Review: 'The Horror Comic Never Dies: A Grisly History'


In the days when the scariest movies offered nothing more potent than guys skulking around in scaly rubber suits, horror comics genuinely shocked and disturbed. On their pages, eyes popped from skulls or were punctured with sharp objects. Entrails spilled. Dripping things clawed out of fetid graves. Horror comics were gross, they were goopy, they were ghastly— so naturally kids loved them. Parents, however, found them disgusting and deleterious. The horror comic issue (pun!) was of such significance that it clawed its way right on up to a series of senate sub-committee hearings in 1954.

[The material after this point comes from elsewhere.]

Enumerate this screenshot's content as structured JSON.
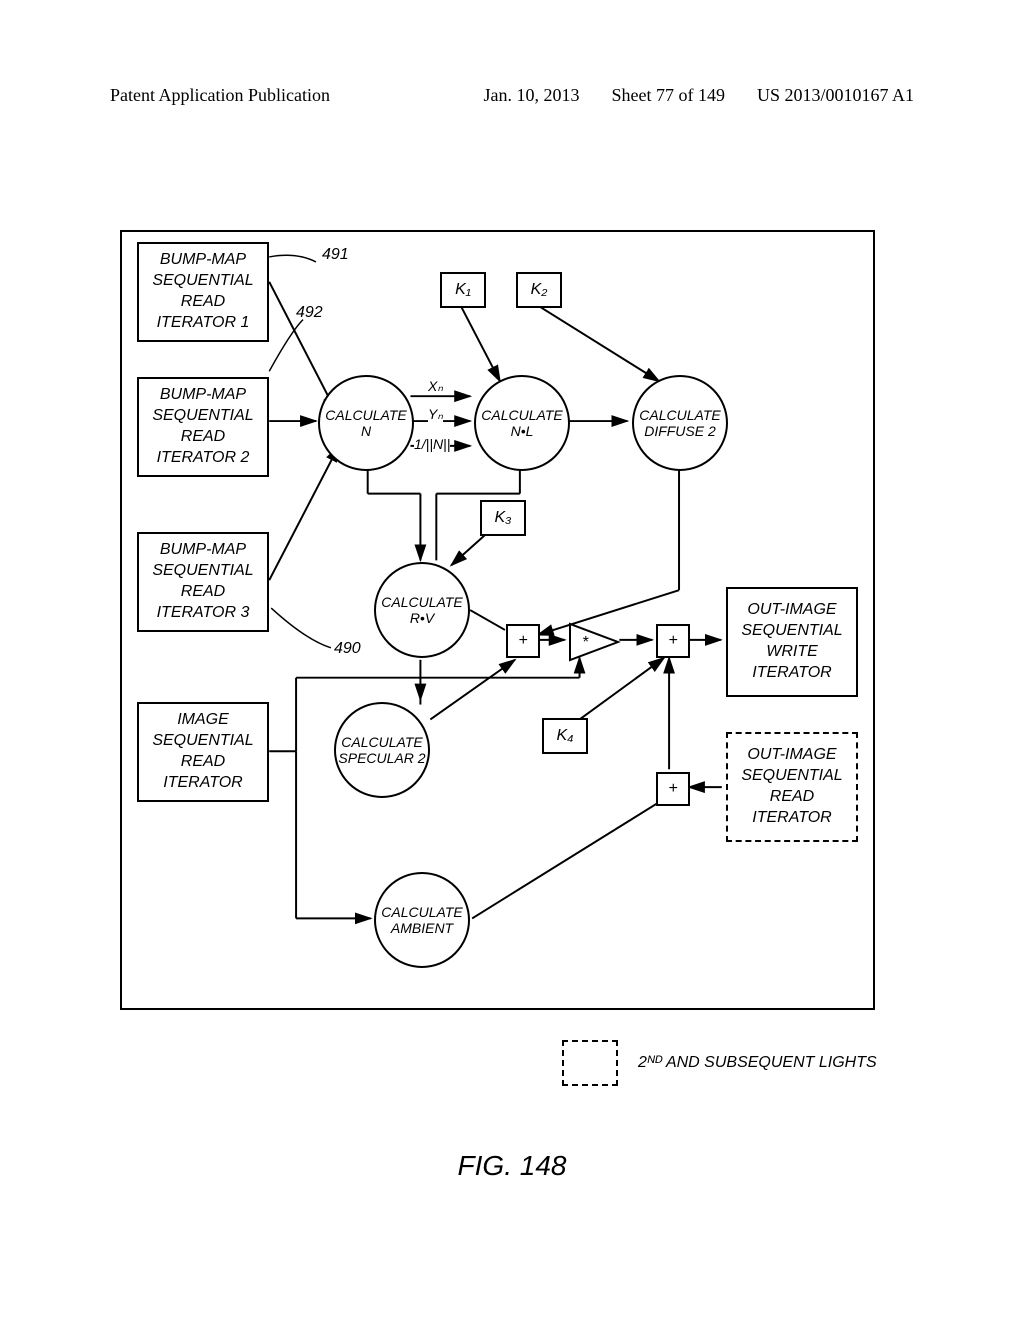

If you’re even a casual student of comics history, you already know all this and have probably boned up on the topic (pun!!) by viewing documentaries such as Tales from the Crypt: From Comic Books to Television or reading books such as David Hajdu’s The Ten-Cent Plague. If you’re pressed for time, you can also check out Michael Walton’s new book The Horror Comic Never Dies: A Grisly History, which sprints through the history of horror comics in about 95 pages, understandably lingering on the horror comics scare of the fifties, though not with Hajdu’s level of attention. I’m not sure if I learned anything significant that I didn’t already know, but Walton’s telling of the tale is sprightly and well-written. He uses his next 40 pages to provide conversational, lightly critical synopses of numerous twenty-first century horror comics (and a few films based on horror comics) that may inspire you to discover something you’ve not previously read, though without examples of art this section is missing a major factor for drawing new readers to comics.